While most applications could be easily virtualized, backup would "not go gentle into that good night." It wanted – needed -- the full resources of both a beefy CPU and beefy storage capable of heavy throughput. It's been said that backups are a great way to test your storage and network systems because they have to move everything from point A to point B every night. Despite potential I/O issues, most users back up their virtual machines (VMs) by simply pretending they aren't virtual. They load the backup client into the virtual machine and back it up just like a standalone server. VMware Inc. introduced VMware Consolidated Backup (VCB) to help ease the pain of VM backup and to remove the I/O issues from the ESX server, but it also increased the complexity of VM backups. It required two-step backups and two-step restores for image backups, as well as the use of a separate disk-staging area. Not surprisingly, few users implemented VCB. Users of other virtual server apps, like Microsoft Corp.'s Hyper-V, also tended to back up their VMs by pretending they were physical servers.
The backup outlook is a lot brighter for both products: VMware introduced vSphere and Microsoft rolled out Hyper-V's backup architecture (which doesn't have an "official" brand name). VMware vStorage APIs for Data Protection (VADP) replaced VCB, offering everything that VCB promised and introducing the concept of block-level incremental backups. Now users can perform an image backup without having to copy the data to a staging disk first, and they can perform an incremental backup by simply having the backup application ask the vStorage APIs what blocks have changed since the last backup. The APIs promise to make things much better for those attempting to back up VMware virtual servers. The first major backup product to fully support vStorage APIs was EMC's Avamar, followed shortly by Symantec's NetBackup. As of this writing, CommVault, EMC NetWorker and IBM TSM are all working on their integration with vStorage APIs.

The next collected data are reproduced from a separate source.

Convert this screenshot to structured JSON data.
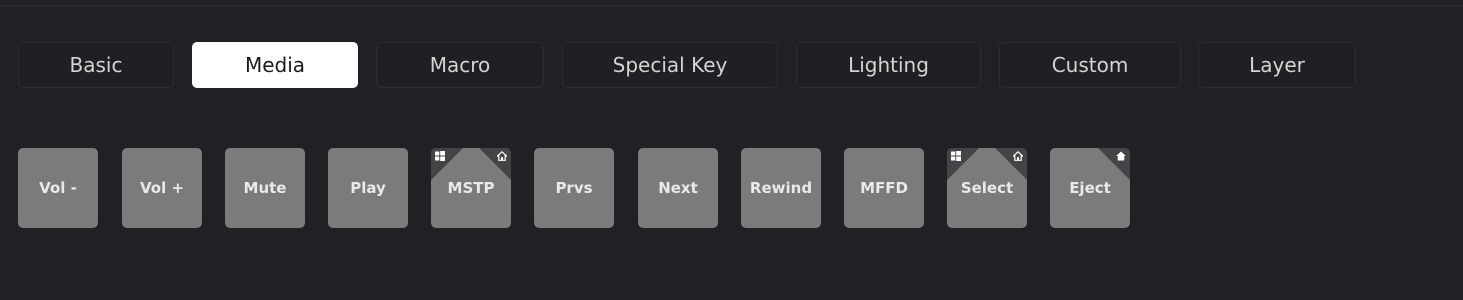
{
  "tabs": [
    {
      "label": "Basic",
      "active": false
    },
    {
      "label": "Media",
      "active": true
    },
    {
      "label": "Macro",
      "active": false
    },
    {
      "label": "Special Key",
      "active": false
    },
    {
      "label": "Lighting",
      "active": false
    },
    {
      "label": "Custom",
      "active": false
    },
    {
      "label": "Layer",
      "active": false
    }
  ],
  "keys": [
    {
      "label": "Vol -"
    },
    {
      "label": "Vol +"
    },
    {
      "label": "Mute"
    },
    {
      "label": "Play"
    },
    {
      "label": "MSTP",
      "corner_icons": [
        "windows-icon",
        "home-outline-icon"
      ]
    },
    {
      "label": "Prvs"
    },
    {
      "label": "Next"
    },
    {
      "label": "Rewind"
    },
    {
      "label": "MFFD"
    },
    {
      "label": "Select",
      "corner_icons": [
        "windows-icon",
        "home-outline-icon"
      ]
    },
    {
      "label": "Eject",
      "corner_icons": [
        "home-filled-icon"
      ]
    }
  ],
  "colors": {
    "background": "#202124",
    "tab_border": "#2c2e31",
    "tab_active_bg": "#ffffff",
    "key_bg": "#7b7b7b",
    "key_corner": "#444446"
  }
}
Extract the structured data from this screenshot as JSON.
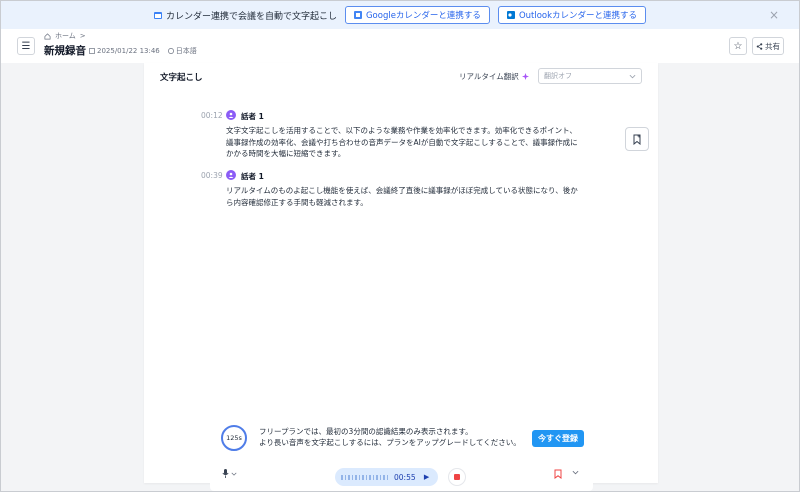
{
  "banner": {
    "text": "カレンダー連携で会議を自動で文字起こし",
    "google_label": "Googleカレンダーと連携する",
    "outlook_label": "Outlookカレンダーと連携する",
    "close": "×"
  },
  "header": {
    "breadcrumb_home": "ホーム",
    "breadcrumb_sep": ">",
    "title": "新規録音",
    "date": "2025/01/22 13:46",
    "language": "日本語",
    "share_label": "共有"
  },
  "card": {
    "title": "文字起こし",
    "realtime_label": "リアルタイム翻訳",
    "translate_select": "翻訳オフ"
  },
  "entries": [
    {
      "time": "00:12",
      "speaker": "話者 1",
      "text": "文字文字起こしを活用することで、以下のような業務や作業を効率化できます。効率化できるポイント、議事録作成の効率化、会議や打ち合わせの音声データをAIが自動で文字起こしすることで、議事録作成にかかる時間を大幅に短縮できます。"
    },
    {
      "time": "00:39",
      "speaker": "話者 1",
      "text": "リアルタイムのものよ起こし機能を使えば、会議終了直後に議事録がほぼ完成している状態になり、後から内容確認修正する手間も軽減されます。"
    }
  ],
  "upgrade": {
    "timer": "125s",
    "line1": "フリープランでは、最初の3分間の認識結果のみ表示されます。",
    "line2": "より長い音声を文字起こしするには、プランをアップグレードしてください。",
    "button": "今すぐ登録"
  },
  "player": {
    "time": "00:55"
  }
}
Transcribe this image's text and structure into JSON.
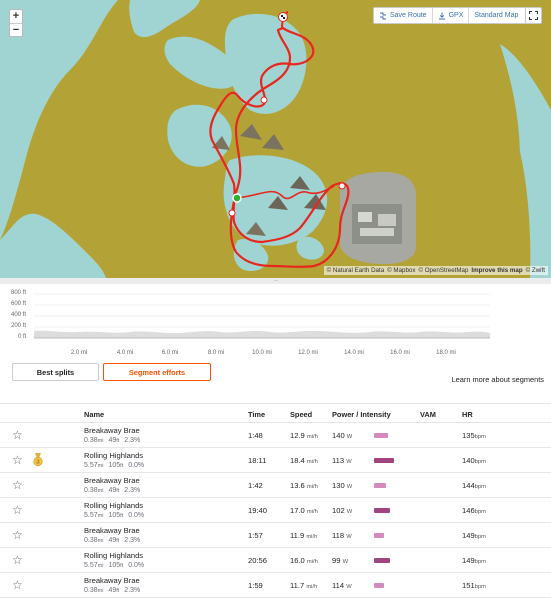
{
  "map": {
    "zoom_in": "+",
    "zoom_out": "−",
    "toolbar": {
      "save_route": "Save Route",
      "gpx": "GPX",
      "map_style": "Standard Map"
    },
    "attribution": {
      "natural_earth": "© Natural Earth Data",
      "mapbox": "© Mapbox",
      "osm": "© OpenStreetMap",
      "improve": "Improve this map",
      "zwift": "© Zwift"
    },
    "colors": {
      "land": "#b3a337",
      "water": "#9fd4d2",
      "route": "#e8261e",
      "start": "#2db135"
    },
    "icons": [
      "finish-flag-icon",
      "start-marker-icon",
      "save-route-icon",
      "download-icon",
      "chevron-down-icon",
      "fullscreen-icon"
    ]
  },
  "elevation": {
    "y_ticks": [
      "800 ft",
      "600 ft",
      "400 ft",
      "200 ft",
      "0 ft"
    ],
    "x_ticks": [
      "2.0 mi",
      "4.0 mi",
      "6.0 mi",
      "8.0 mi",
      "10.0 mi",
      "12.0 mi",
      "14.0 mi",
      "16.0 mi",
      "18.0 mi"
    ]
  },
  "tabs": {
    "best_splits": "Best splits",
    "segment_efforts": "Segment efforts",
    "active": "segment_efforts"
  },
  "learn_more": "Learn more about segments",
  "table": {
    "headers": {
      "name": "Name",
      "time": "Time",
      "speed": "Speed",
      "power": "Power / Intensity",
      "vam": "VAM",
      "hr": "HR"
    },
    "rows": [
      {
        "name": "Breakaway Brae",
        "dist": "0.38",
        "dist_unit": "mi",
        "elev": "49",
        "elev_unit": "ft",
        "grade": "2.3%",
        "time": "1:48",
        "speed": "12.9",
        "speed_unit": "mi/h",
        "power": "140",
        "power_unit": "W",
        "intensity": 0.3,
        "hr": "135",
        "hr_unit": "bpm",
        "medal": ""
      },
      {
        "name": "Rolling Highlands",
        "dist": "5.57",
        "dist_unit": "mi",
        "elev": "105",
        "elev_unit": "ft",
        "grade": "0.0%",
        "time": "18:11",
        "speed": "18.4",
        "speed_unit": "mi/h",
        "power": "113",
        "power_unit": "W",
        "intensity": 0.42,
        "hr": "140",
        "hr_unit": "bpm",
        "medal": "3"
      },
      {
        "name": "Breakaway Brae",
        "dist": "0.38",
        "dist_unit": "mi",
        "elev": "49",
        "elev_unit": "ft",
        "grade": "2.3%",
        "time": "1:42",
        "speed": "13.6",
        "speed_unit": "mi/h",
        "power": "130",
        "power_unit": "W",
        "intensity": 0.25,
        "hr": "144",
        "hr_unit": "bpm",
        "medal": ""
      },
      {
        "name": "Rolling Highlands",
        "dist": "5.57",
        "dist_unit": "mi",
        "elev": "105",
        "elev_unit": "ft",
        "grade": "0.0%",
        "time": "19:40",
        "speed": "17.0",
        "speed_unit": "mi/h",
        "power": "102",
        "power_unit": "W",
        "intensity": 0.34,
        "hr": "146",
        "hr_unit": "bpm",
        "medal": ""
      },
      {
        "name": "Breakaway Brae",
        "dist": "0.38",
        "dist_unit": "mi",
        "elev": "49",
        "elev_unit": "ft",
        "grade": "2.3%",
        "time": "1:57",
        "speed": "11.9",
        "speed_unit": "mi/h",
        "power": "118",
        "power_unit": "W",
        "intensity": 0.2,
        "hr": "149",
        "hr_unit": "bpm",
        "medal": ""
      },
      {
        "name": "Rolling Highlands",
        "dist": "5.57",
        "dist_unit": "mi",
        "elev": "105",
        "elev_unit": "ft",
        "grade": "0.0%",
        "time": "20:56",
        "speed": "16.0",
        "speed_unit": "mi/h",
        "power": "99",
        "power_unit": "W",
        "intensity": 0.34,
        "hr": "149",
        "hr_unit": "bpm",
        "medal": ""
      },
      {
        "name": "Breakaway Brae",
        "dist": "0.38",
        "dist_unit": "mi",
        "elev": "49",
        "elev_unit": "ft",
        "grade": "2.3%",
        "time": "1:59",
        "speed": "11.7",
        "speed_unit": "mi/h",
        "power": "114",
        "power_unit": "W",
        "intensity": 0.2,
        "hr": "151",
        "hr_unit": "bpm",
        "medal": ""
      }
    ]
  }
}
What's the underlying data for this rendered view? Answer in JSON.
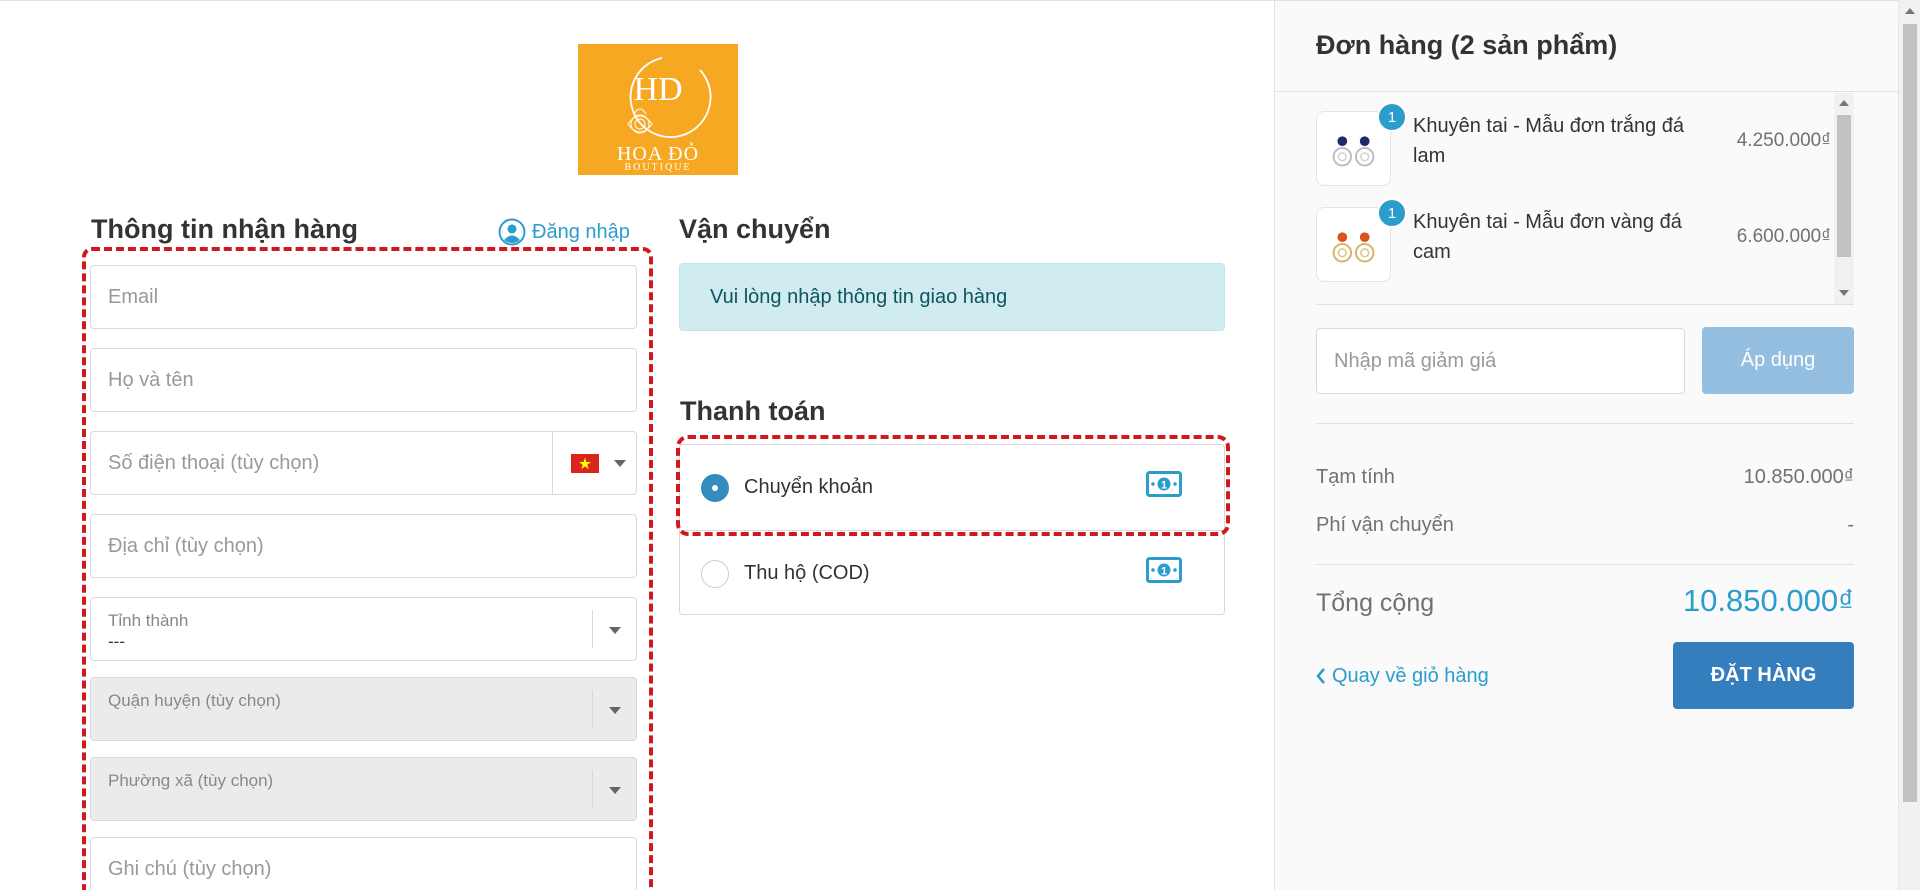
{
  "logo": {
    "name": "HOA ĐỎ",
    "sub": "BOUTIQUE",
    "monogram": "HD",
    "background": "#f7a823"
  },
  "shipping_info": {
    "title": "Thông tin nhận hàng",
    "login_label": "Đăng nhập",
    "fields": {
      "email": "Email",
      "full_name": "Họ và tên",
      "phone": "Số điện thoại (tùy chọn)",
      "address": "Địa chỉ (tùy chọn)",
      "province_label": "Tỉnh thành",
      "province_value": "---",
      "district_label": "Quận huyện (tùy chọn)",
      "ward_label": "Phường xã (tùy chọn)",
      "note": "Ghi chú (tùy chọn)"
    }
  },
  "shipping": {
    "title": "Vận chuyển",
    "alert": "Vui lòng nhập thông tin giao hàng"
  },
  "payment": {
    "title": "Thanh toán",
    "options": [
      {
        "label": "Chuyển khoản",
        "selected": true,
        "icon": "cash-icon"
      },
      {
        "label": "Thu hộ (COD)",
        "selected": false,
        "icon": "cash-icon"
      }
    ]
  },
  "order": {
    "title": "Đơn hàng (2 sản phẩm)",
    "items": [
      {
        "qty": "1",
        "name": "Khuyên tai - Mẫu đơn trắng đá lam",
        "price": "4.250.000₫",
        "stone_color": "#1f2a6b"
      },
      {
        "qty": "1",
        "name": "Khuyên tai - Mẫu đơn vàng đá cam",
        "price": "6.600.000₫",
        "stone_color": "#d9541c"
      }
    ],
    "discount_placeholder": "Nhập mã giảm giá",
    "apply_label": "Áp dụng",
    "subtotal_label": "Tạm tính",
    "subtotal_value": "10.850.000₫",
    "shipping_fee_label": "Phí vận chuyển",
    "shipping_fee_value": "-",
    "total_label": "Tổng cộng",
    "total_value": "10.850.000₫",
    "back_label": "Quay về giỏ hàng",
    "place_order_label": "ĐẶT HÀNG"
  },
  "colors": {
    "accent": "#2a9dcc",
    "primary_button": "#357ebd",
    "highlight": "#d0191d"
  }
}
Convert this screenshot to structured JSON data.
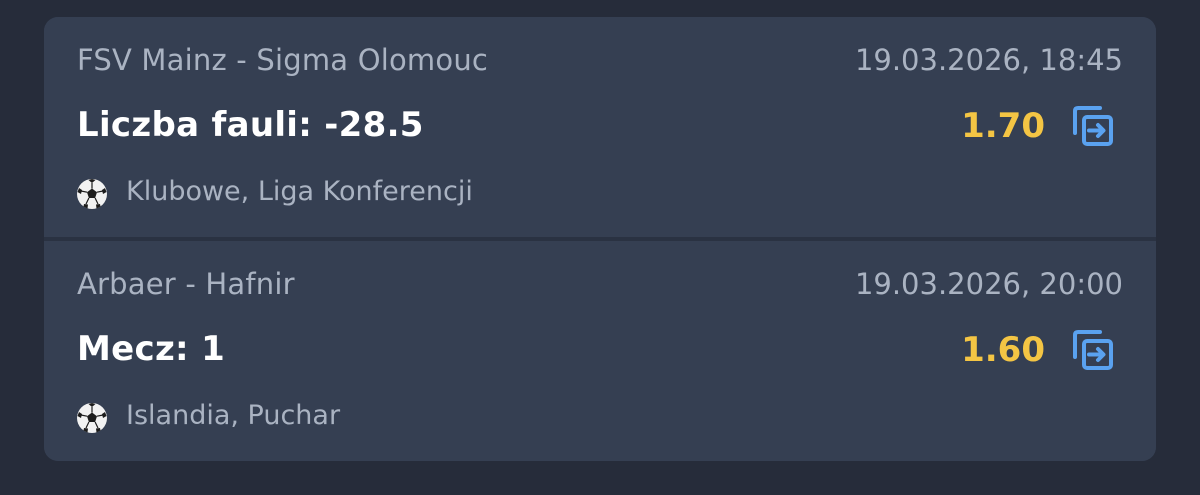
{
  "bets": [
    {
      "match": "FSV Mainz - Sigma Olomouc",
      "datetime": "19.03.2026, 18:45",
      "selection": "Liczba fauli: -28.5",
      "odds": "1.70",
      "sport_icon": "soccer-ball-icon",
      "league": "Klubowe, Liga Konferencji",
      "action_icon": "copy-to-slip-icon"
    },
    {
      "match": "Arbaer - Hafnir",
      "datetime": "19.03.2026, 20:00",
      "selection": "Mecz: 1",
      "odds": "1.60",
      "sport_icon": "soccer-ball-icon",
      "league": "Islandia, Puchar",
      "action_icon": "copy-to-slip-icon"
    }
  ],
  "colors": {
    "background": "#262c3a",
    "card": "#353f52",
    "odds": "#f4c544",
    "icon_accent": "#5aa2f0",
    "secondary_text": "#aab3c2",
    "primary_text": "#ffffff"
  }
}
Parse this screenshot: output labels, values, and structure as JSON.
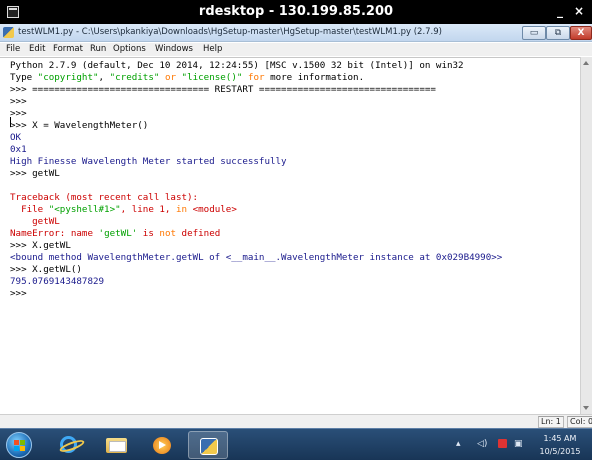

Microsoft Hyper-V users simply need to make sure that their backup product knows that it's talking to a Hyper-V server. Although not quite as advanced in some ways as vStorage APIs, it does a very similar job, allowing you to back up Hyper-V virtual machines without performing guest-level backup inside the virtual machine.
Hyper-V does have one advantage over VMware because it offers full Microsoft Volume Shadow Copy Service (VSS) support and VMware doesn't. Hyper-V uses VSS to quiesce its applications and notify them that the backup was successful. This allows Hyper-V users to get an application-consistent backup of any application inside a Windows VM without having to load an agent on that virtual machine. In addition, the application will know that it has been backed up and can clear its transaction logs.
VMware can quiesce applications in Windows 2003, but the actual operation it performs (VSS_COPY) doesn't notify the application that it has been backed up; therefore, you must manage the transaction logs yourself. In addition, it currently has no application support for Windows 2008. As of this writing, VMware is working on this limitation, but the company offered no comment on the timing of the roadmap. This limitation has created an opportunity for backup products to differentiate themselves and, so far, FalconStor Software, NetApp, PHD Virtual Technologies (esXpress), Symantec (BackupExec) and Veeam Software all offer workarounds to address this limitation of VMware.
BIO: W. Curtis Preston is the executive editor for SearchStorage.com and an independent backup expert.